El texto de la norma en comento indica: “En estos mismos procesos, los recursos interpuestos, la práctica de pruebas decretadas, las audiencias convocadas, las diligencias iniciadas, los términos que hubieren comenzado a correr, los incidentes en curso y las notificaciones que se estén surtiendo, se regirán por las leyes vigentes cuando se interpusieron los recursos, se decretaron las pruebas, se iniciaron las audiencias o diligencias, empezaron a correr los términos, se promovieron los incidentes o comenzaron a surtirse las notificaciones”. 1.6.

De tal manera que, habiendo entrado en vigor la Ley 2080 el 25 de enero de 2021 y radicado el recurso de apelación que conoce la Sala el 4 de septiembre de 2019, la norma aplicable es la contenida en el artículo 150 de la Ley 1437 de 2011, subrogado por el artículo 615 del Código General del Proceso.
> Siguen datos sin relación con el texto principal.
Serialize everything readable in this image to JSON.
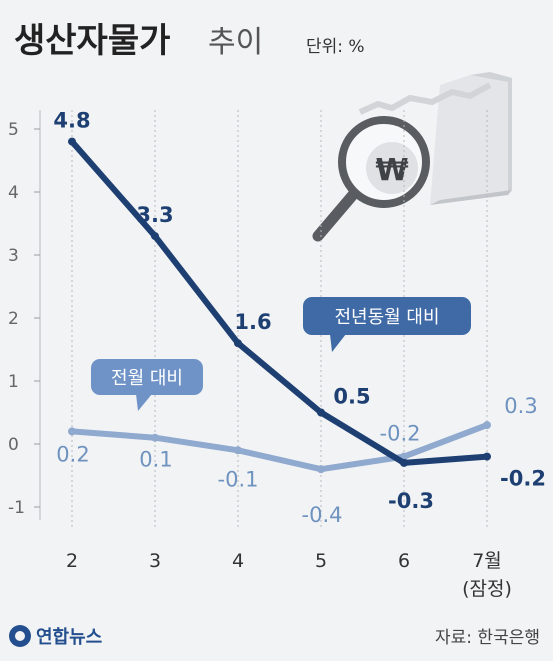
{
  "chart_data": {
    "type": "line",
    "title": "생산자물가",
    "subtitle": "추이",
    "unit": "단위: %",
    "categories": [
      {
        "main": "2",
        "sub": ""
      },
      {
        "main": "3",
        "sub": ""
      },
      {
        "main": "4",
        "sub": ""
      },
      {
        "main": "5",
        "sub": ""
      },
      {
        "main": "6",
        "sub": ""
      },
      {
        "main": "7월",
        "sub": "(잠정)"
      }
    ],
    "y_ticks": [
      5,
      4,
      3,
      2,
      1,
      0,
      -1
    ],
    "ylim": [
      -1,
      5
    ],
    "grid": "vertical-dotted",
    "series": [
      {
        "name": "전년동월 대비",
        "color": "#1d3f72",
        "values": [
          4.8,
          3.3,
          1.6,
          0.5,
          -0.3,
          -0.2
        ],
        "labels": [
          "4.8",
          "3.3",
          "1.6",
          "0.5",
          "-0.3",
          "-0.2"
        ]
      },
      {
        "name": "전월 대비",
        "color": "#8fa9cf",
        "values": [
          0.2,
          0.1,
          -0.1,
          -0.4,
          -0.2,
          0.3
        ],
        "labels": [
          "0.2",
          "0.1",
          "-0.1",
          "-0.4",
          "-0.2",
          "0.3"
        ]
      }
    ]
  },
  "footer": {
    "logo_text": "연합뉴스",
    "source": "자료: 한국은행"
  },
  "icons": {
    "illustration": "magnifier-won-chart-icon",
    "logo": "yonhap-logo-icon"
  }
}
Por ello, es esta corporación la competente para decidir el recurso reseñado.

El recurso de apelación y el problema jurídico 2.1. Como estableció en el apartado referido a la competencia del Consejo de Estado, debe resolver el siguiente problema jurídico de conformidad con lo expuesto por la parte demandante en su recurso de apelación: ¿la sentencia de primera instancia, que condenó a la demandada a pagar la Bonificación por Compensación prevista en el Decreto 610 de 1998, reliquidó prestaciones sociales distintas de las relativas la pensión de vejez, invalidez y sobrevivientes? 2.2.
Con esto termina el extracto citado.